We all reacted differently to this, some stuck by, some shied away. Illness does that to people - it reminds us of our mortality, and when Fate points a finger at someone close to you, you sometimes take a step back to protect yourself. An irrational response, but very real. I tried to stick by, but what to do, what to do?! How can you post comments to a board on such a serious matter, and then in the next thread chat about car tyres or freaking politics? How can topics of that nature be aligned and compared at all?

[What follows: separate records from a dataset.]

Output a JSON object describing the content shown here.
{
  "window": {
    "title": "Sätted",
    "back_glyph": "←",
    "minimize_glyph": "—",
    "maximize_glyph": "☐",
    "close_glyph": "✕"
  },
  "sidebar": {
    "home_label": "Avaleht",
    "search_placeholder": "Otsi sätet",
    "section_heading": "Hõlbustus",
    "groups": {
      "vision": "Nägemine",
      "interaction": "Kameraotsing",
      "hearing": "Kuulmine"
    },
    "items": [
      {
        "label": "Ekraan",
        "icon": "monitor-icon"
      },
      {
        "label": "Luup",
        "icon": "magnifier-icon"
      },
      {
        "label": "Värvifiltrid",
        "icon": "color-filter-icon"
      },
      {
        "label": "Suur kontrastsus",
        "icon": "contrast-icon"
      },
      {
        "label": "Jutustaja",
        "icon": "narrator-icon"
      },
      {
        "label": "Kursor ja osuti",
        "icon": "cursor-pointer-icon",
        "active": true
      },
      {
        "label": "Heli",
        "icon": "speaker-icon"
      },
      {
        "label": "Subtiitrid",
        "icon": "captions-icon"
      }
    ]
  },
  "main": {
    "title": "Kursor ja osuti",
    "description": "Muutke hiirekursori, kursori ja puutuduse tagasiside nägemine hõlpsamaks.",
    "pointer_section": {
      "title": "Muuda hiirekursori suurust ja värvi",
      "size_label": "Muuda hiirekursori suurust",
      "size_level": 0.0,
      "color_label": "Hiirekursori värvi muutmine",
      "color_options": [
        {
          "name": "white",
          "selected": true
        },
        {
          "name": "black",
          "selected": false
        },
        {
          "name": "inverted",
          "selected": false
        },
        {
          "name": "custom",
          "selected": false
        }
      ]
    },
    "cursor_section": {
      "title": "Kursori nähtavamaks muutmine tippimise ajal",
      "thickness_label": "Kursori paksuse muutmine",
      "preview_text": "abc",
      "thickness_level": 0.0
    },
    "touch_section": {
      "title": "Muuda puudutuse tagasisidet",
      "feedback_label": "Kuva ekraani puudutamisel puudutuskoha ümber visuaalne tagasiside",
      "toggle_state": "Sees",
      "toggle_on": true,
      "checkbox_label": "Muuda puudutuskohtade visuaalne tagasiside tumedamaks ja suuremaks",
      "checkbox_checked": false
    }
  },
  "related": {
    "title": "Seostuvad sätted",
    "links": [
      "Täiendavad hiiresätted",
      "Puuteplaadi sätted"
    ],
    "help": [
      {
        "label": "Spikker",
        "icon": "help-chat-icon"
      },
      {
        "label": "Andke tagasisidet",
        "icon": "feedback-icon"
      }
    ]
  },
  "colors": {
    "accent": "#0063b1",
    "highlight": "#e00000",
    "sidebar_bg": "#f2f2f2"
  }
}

He then entered into treatment, and told us all he wouldn't be around anymore as he would spend more time with his family and RL-friends. I encouraged this, as did many others, but felt like a complete hippocrite by doing so. Was it a genuine wish for his wellbeing or was his pain to much to handle? The relief I felt at his desicion told me. That night I stayed up, thinking about the whole situation, the way we relate to each other, the Internet(s), terminal illness, the online communities and all. I felt like a piece of shit, to tell you the truth. Every 5 minutes or so I hit the refresh-button and watched the My Body-topic, now voluminous by all the well-wishing, sink further and further down on the topic-list, slowly being replaced by subjects of what now seemed like utter insignificance. When it dropped to page 2, I unsubscribed from that board, logged off and decided to never participate in internet-related discussions again. It was kind of a crisis of confidence, if you understand?
Well, 'never' is a relative term, it appears ;-) As time went by, I kinda seeped back into virtual hobnobbing, first by posting work-related stuff (I'm a programmer), then politics in read-only mode, and finally the everyday gung-ho of give and take that makes up these places. But I didn't visit that board, because I didn't want to read the message of his death. I shied away.
Then one day, and because I'm the story-teller here and can allow myself certain freedoms ;-) : let's make it a beautiful spring day in anticipation of summer--the kinda day you should NOT spend in front of a computer, but lie with your backside down in the grass and chew on a straw--I finally went there, to check on something completely different. Or just read stuff, I don't remember. By now the memory of Pinocchio (his nick) had faded, and it just blew me away when I saw a post with his avatar and nick! Posted the day before. He was alive, God dammit!! And his reaction to his illness was: - Oh, that. It's years ago now.
It's a sunny story, I know. Kinda Reader's Digest. But nevertheless, it's a true story. Apart from the sunny day stuff, it happened more or less like laid out here. He got cancer, got treated and beat it.
I come from a cancer-ridden family and lost my mother to breast cancer in 1971. 12 years later my sister got it, but was treated and is still alive and kicking.
You can beat your illness too. Big hug to you.